Wright and I seem to have undergone similar epiphanies. Wright abandoned his Southern Baptist religious legacy long ago for a largely secular worldview that has taken on discernibly Buddhist hues.
As he sees it, human beings have been hardwired by evolution not to be satisfied. Excuse me if I’m mangling the teachings of Darwin, but evolution, in a manner of speaking, strives to keep us unsatisfied so that, in the course of which, we continue to, well, strive. And amidst all this perpetual striving, happiness remains elusive. Many of us spend a lifetime never seeming to achieve happiness or anything approaching it.
We crave things, but once we attain them, our happiness seems fleeing, and we’re left striving to acquire or achieve the next thing.
Wright contends in his book that the ancient teachings and practices of Buddha can provide a healing balm for this restiveness.
As Wright observes in a recent NPR interview: “I think of mindfulness meditation as almost a rebellion against natural selection,” he says. “Natural selection is the process that created us. It gave us our values. It sets our agenda, and Buddhism says, ‘We don’t have to play this game.’ ”
My own journey, which I would describe as a secular rather than a spiritual one, involved reconciling my Christian cultural inheritance with the cognitive behavioral techniques I developed in my late 20’s to rewire my brain to cope with the effects of a rather debilitating anxiety disorder. And much of this involved coming to terms with the reality that many of the things in life that can’t be resolved simply must be endured.
I owe my insights to three teachers: Dr. Claire Weekes, an Australian physician and general practitioner who wrote a series of books that emphasized the value of cognitive techniques in overcoming nervous illness; Dr. M. Scott Peck, a psychiatrist who is best known for his bestselling book The Road Less Traveled; and finally but certainly not least, Dr. Viktor Frankl, the founder of logotherapy and author of Man’s Search for Meaning.

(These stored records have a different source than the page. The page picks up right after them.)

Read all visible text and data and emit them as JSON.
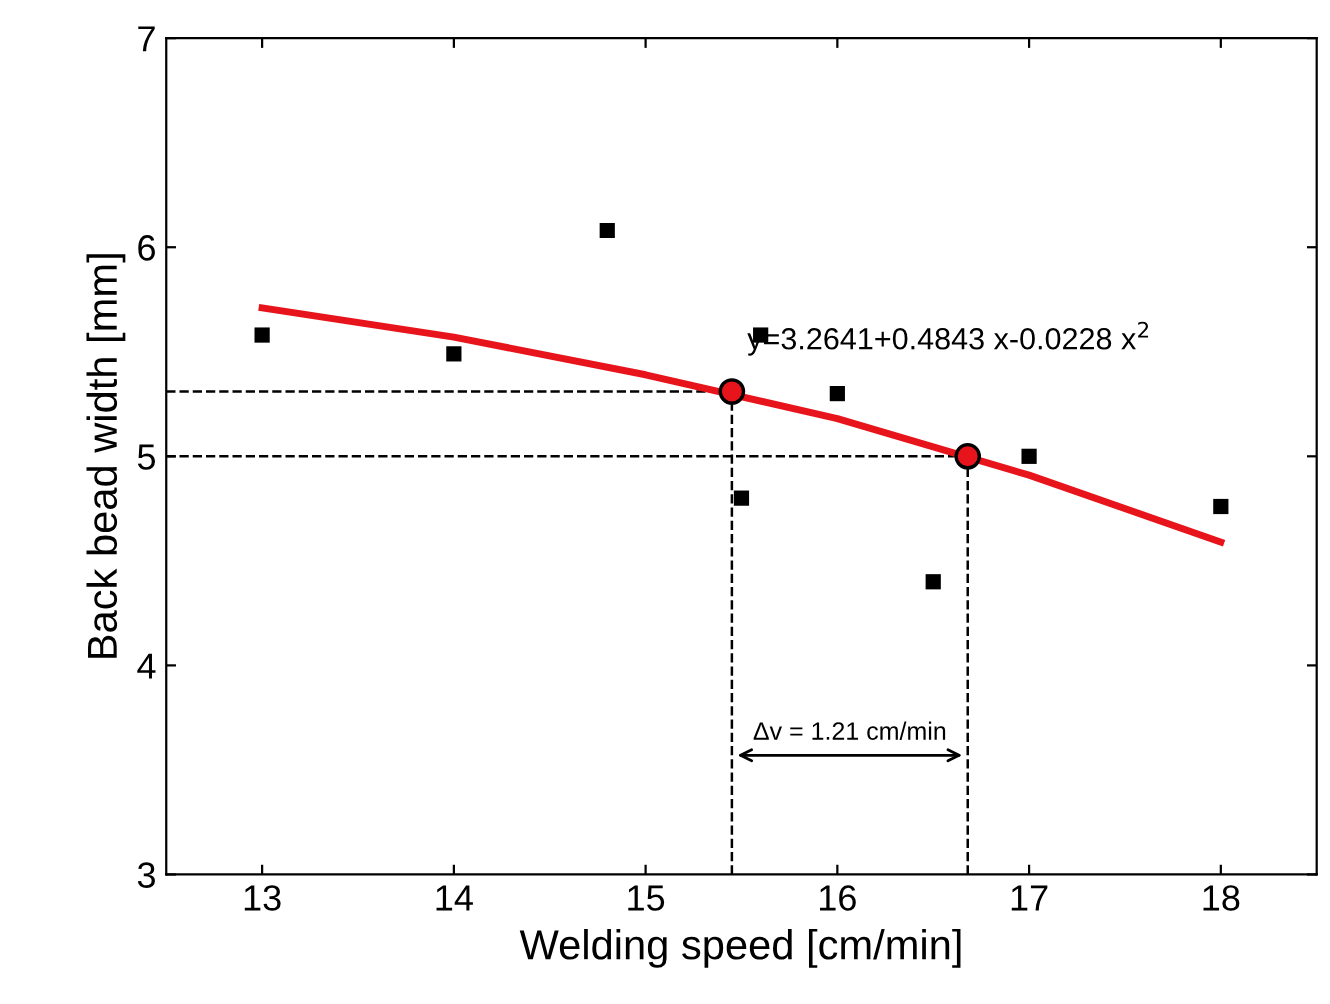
{
  "chart_data": {
    "type": "scatter",
    "xlabel": "Welding speed [cm/min]",
    "ylabel": "Back bead width [mm]",
    "xlim": [
      12.5,
      18.5
    ],
    "xticks": [
      13,
      14,
      15,
      16,
      17,
      18
    ],
    "ylim": [
      3,
      7
    ],
    "yticks": [
      3,
      4,
      5,
      6,
      7
    ],
    "grid": false,
    "series": [
      {
        "marker": "square",
        "color": "#000000",
        "x": [
          13,
          14,
          14.8,
          15.5,
          15.6,
          16,
          16.5,
          17,
          18
        ],
        "values": [
          5.58,
          5.49,
          6.08,
          4.8,
          5.58,
          5.3,
          4.4,
          5.0,
          4.76
        ]
      },
      {
        "type": "line",
        "marker": "none",
        "color": "#e8141b",
        "x": [
          13,
          14,
          15,
          16,
          17,
          18
        ],
        "values": [
          5.71,
          5.57,
          5.39,
          5.18,
          4.91,
          4.59
        ]
      },
      {
        "marker": "circle",
        "color": "#e8141b",
        "x": [
          15.45,
          16.68
        ],
        "values": [
          5.31,
          5.0
        ]
      }
    ],
    "ref_lines": [
      {
        "axis": "y",
        "value": 5.31,
        "line_style": "dashed",
        "color": "#000000"
      },
      {
        "axis": "y",
        "value": 5.0,
        "line_style": "dashed",
        "color": "#000000"
      },
      {
        "axis": "x",
        "value": 15.45,
        "line_style": "dashed",
        "color": "#000000"
      },
      {
        "axis": "x",
        "value": 16.68,
        "line_style": "dashed",
        "color": "#000000"
      }
    ],
    "annotations": [
      "y=3.2641+0.4843 x-0.0228 x$^{2}$",
      "Δv = 1.21 cm/min"
    ]
  }
}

I suppose my exposure to these three individuals and their teachings amounted to something akin to an epiphany, resembling in some respects the insights that Wright has acquired in the course of his own pilgrimage.
They helped me understand that life was a difficult and often heart-rending journey, as Peck relates in this first sentence of The Road Less Traveled. In a real sense, my Southern Baptist upbringing had insulated me from this vital truth. My exposure to these three people helped me understand that religion, particularly fundamentalist religion, often blinded people to life’s hard, incontrovertible truth.
I had come to regard my conservative Christian faith as a sort of lucky rabbit’s foot. Instead of coming to term with the hard truths of life – a hallmark of adulthood – I always assumed that a close, personalized relationship with a deity would somehow cordon off all the sadness, disappointment and random tragedy bound up with human existence. To put it bluntly, I practiced a form of faith that was inherently neurotic.
I finally became an adult when I was able not only to view life but also to embrace it in all of its damnable complexity – all of its sublime beauty inextricably bound up in its random, unfathomable injustice and ugliness.
Somewhere along this journey, I, like Wright, also learned that something approaching happiness was achieved by learning how not to be spooked by the emotional reactions to stimuli that we have acquired through eons of evolutionary hard wiring.
I can’t say that my life journey took a Buddhist turn, as Wright’s apparently has. Mine has assumed a form that, while respectful of its Christian influences, is largely secular, though it remains open to and respectful of the potential for spirituality.